Sam has hammered the final nail into the coffin of his flailing relationship with Zara, it would seem.
Still absolutely beside herself, Zara arranges to meet Reza, who accuses her of being full of ‘baloney’. No-one has used that phrase since 1987, and no-one has ever used that phrase in the UK, but we see what point he’s trying to make.
He reminds Zara that while she was doing the horizontal fandango offstage with her X Factor lover, Sam used to bring his entire family to watch her on the show. So while she was swinging from the drop curtains, Sam, Louise and their age-defying mother were chomping on sweet-meets-salty pop corn waiting for The Vixen from The Chase to finish her rendition of Diamonds Are Forever.
Devastated: Sam has hammered the final nail into the coffin of his flailing relationship with Zara, it would seem.
In the style of Rachel from Friends, Zara has penned a letter to Sam, and sends Reza off to deliver it.
Over in the countryside, Maeva casually implies that the sex between her and James isn’t as frequent as she’d like, and compares it to the sex she would have with ex Miles.
Despite not really saying so, Emily takes this to mean the sex was much more passionate between Maeva and Miles, and logs this into her memory bank for use later in the episode.
Mark Francis and Rosi are somewhere talking about terracotta sphincters [sphinxes] and that’s all there is to say about this for the moment.
Calling time? It seems Sam has made his mind up about the future of his romance with Zara
Charlie and Verity have been having sex. They even did it TWICE the other day. They better be careful not to throw their backs out.
Emily decides its a good idea to tell James that Maeva is sexually unfulfilled, which then gets back to a snarling Maeva.
Sophie is helping Ollie and Gareth choose flowers for their wedding.
The florist has let them come inside on their own so that they can smell things without wearing masks.
Sophie would have liked them to pick peonies but reminds them that these flowers have been ‘butchered to death by basic b*****s’.
In what is a rather terrible moment, Ollie and Gareth tell her that the church they wanted to get married in have said no because they’re gay.
Sophie is fuming about this and you can see in her eyes that she’s planning on donning a Real Avengers-style cat suit and hunt down whichever backward priest runs that parish.
Freddie hosts a lunch to mark the end of the countryside social bubbling.

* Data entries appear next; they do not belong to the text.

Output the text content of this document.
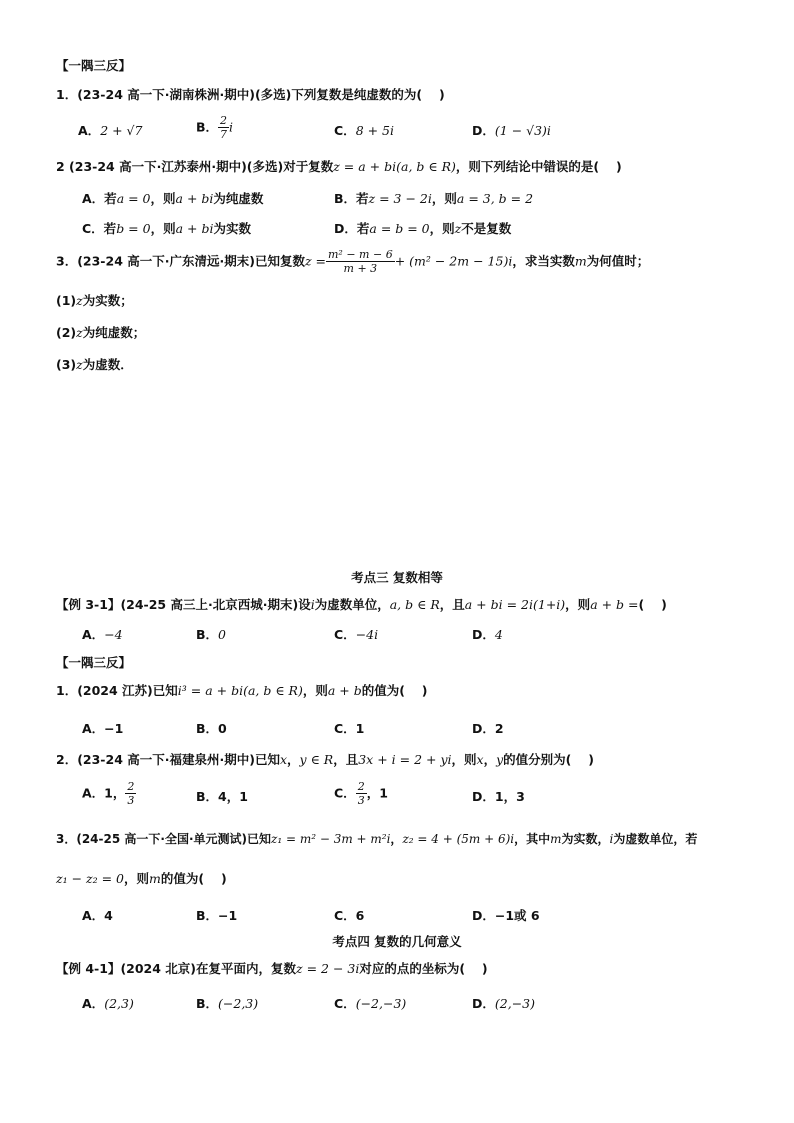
【一隅三反】
1．(23-24 高一下·湖南株洲·期中)(多选)下列复数是纯虚数的为(　 )
A．2 + √7	B． $\frac{2}{7}$ i	C．8 + 5i	D．(1 − √3)i
2 (23-24 高一下·江苏泰州·期中)(多选)对于复数z = a + bi(a, b ∈ R)，则下列结论中错误的是(　 )
A．若a = 0，则a + bi为纯虚数	B．若z = 3 − 2i，则a = 3, b = 2
C．若b = 0，则a + bi为实数	D．若a = b = 0，则z不是复数
3．(23-24 高一下·广东清远·期末)已知复数$z = \frac{\text{m² − m − 6}}{m + 3} + (m^2 - 2m - 15)i$，求当实数m为何值时；
(1)z为实数；
(2)z为纯虚数；
(3)z为虚数．
考点三 复数相等
【例 3-1】(24-25 高三上·北京西城·期末)设i为虚数单位，a, b ∈ R，且a + bi = 2i(1+i)，则a + b =(　 )
A．−4	B．0	C．−4i	D．4
【一隅三反】
1．(2024 江苏)已知i³ = a + bi(a, b ∈ R)，则a + b的值为(　 )
A．−1	B．0	C．1	D．2
2．(23-24 高一下·福建泉州·期中)已知x，y ∈ R，且3x + i = 2 + yi，则x，y的值分别为(　 )
A．1， $\frac{2}{3}$	B．4，1	C． $\frac{2}{3}$ ，1	D．1，3
3．(24-25 高一下·全国·单元测试)已知z₁ = m² − 3m + m²i，z₂ = 4 + (5m + 6)i，其中m为实数，i为虚数单位，若
z₁ − z₂ = 0，则m的值为(　 )
A．4	B．−1	C．6	D．−1或 6
考点四 复数的几何意义
【例 4-1】(2024 北京)在复平面内，复数z = 2 − 3i对应的点的坐标为(　 )
A．(2,3)	B．(−2,3)	C．(−2,−3)	D．(2,−3)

Paris makes a speech and no-one cares.
During said lunch, the bitterness that has been simmering all summer starts to overspill, with Maeva expressing her fury that Emily told James about her sexual dissatisfaction.
Emily then announces that Maeva declared her romance with Miles as being more passionate, even though she didn’t really, and everyone starts screaming at each other.
Back in London, Reza delivers Sam his letter from Zara, which we get a glimpse of.
Props must go to her for hand writing it when, let’s face it, it’s so tempting to type something these days isn’t it? Also, her writing is very ’14-year-old girl’, but in an endearing way.
If you pause it when Sam looks at the letter, Zara says all the usual stuff. But there’s a weird sentence about how her life was great before she met him [bragging] and another line about how she’d never heard of Fulham.
Back with Rosi and Mark Francis, they are involved in some sort of weird upcylcing clothing project and it’s all very un-Mark Francis-like.
We also learn that Rosi has seven wardrobes full of clothing and that some of the stuff still has the tags on.
Meanwhile, back at the tense lunch, the focus has moved from Meava and Emily onto the Liv/Tristan/Charlie/Verity love square.
Each couple of clutching each other’s hands under the table and Liv announces she has feeling for Tristan. Charlie shouts at her for this [which is odd] and Verity bursts into tears.
Liv apologises for accidentally liking Tristan and instead of accepting this, Verity just keeps asking ‘do you like him then really?’ over and over again.
Reza and Ruby have been tasked with meeting Zara, after she sent Reza off with the letter for Sam.
In she walks. ‘I feel like s**t,’ she declares, even though no-one actually asked her.
Turns out she’s not heard a peep back from Sam since she passed on the letter and she’s fuming about it.
Reza then tells her ‘he’s completely out,’ to which she cries. She really has upped her game on the crying front as the weeks have passed and she is positively moist with tears.
In another lesson in how homosexual inequality is still rife in this world, Ollie and Gareth recount the pre-marriage interview they have had to sit through, during which their interviewer couldn’t get round the fact that they aren’t related.
Ollie poignantly mentions his late uncle, who was gay and died in the 80s, and they decide to pay tribute to him at the wedding.
He then claims he feels like an old trout next to friend Will, who Sophie is trying to set up now that she’s decided she’s not at all interested in him.
‘What’s your type apart from me?’ she asks. This discussion then steers into a strange new direction where they all talk about a rugby shirt Ollie owns which, according to Sophie, makes him look like a 12-year-old working for Google.
Made In Chelsea continues on Mondays at 9PM on E4.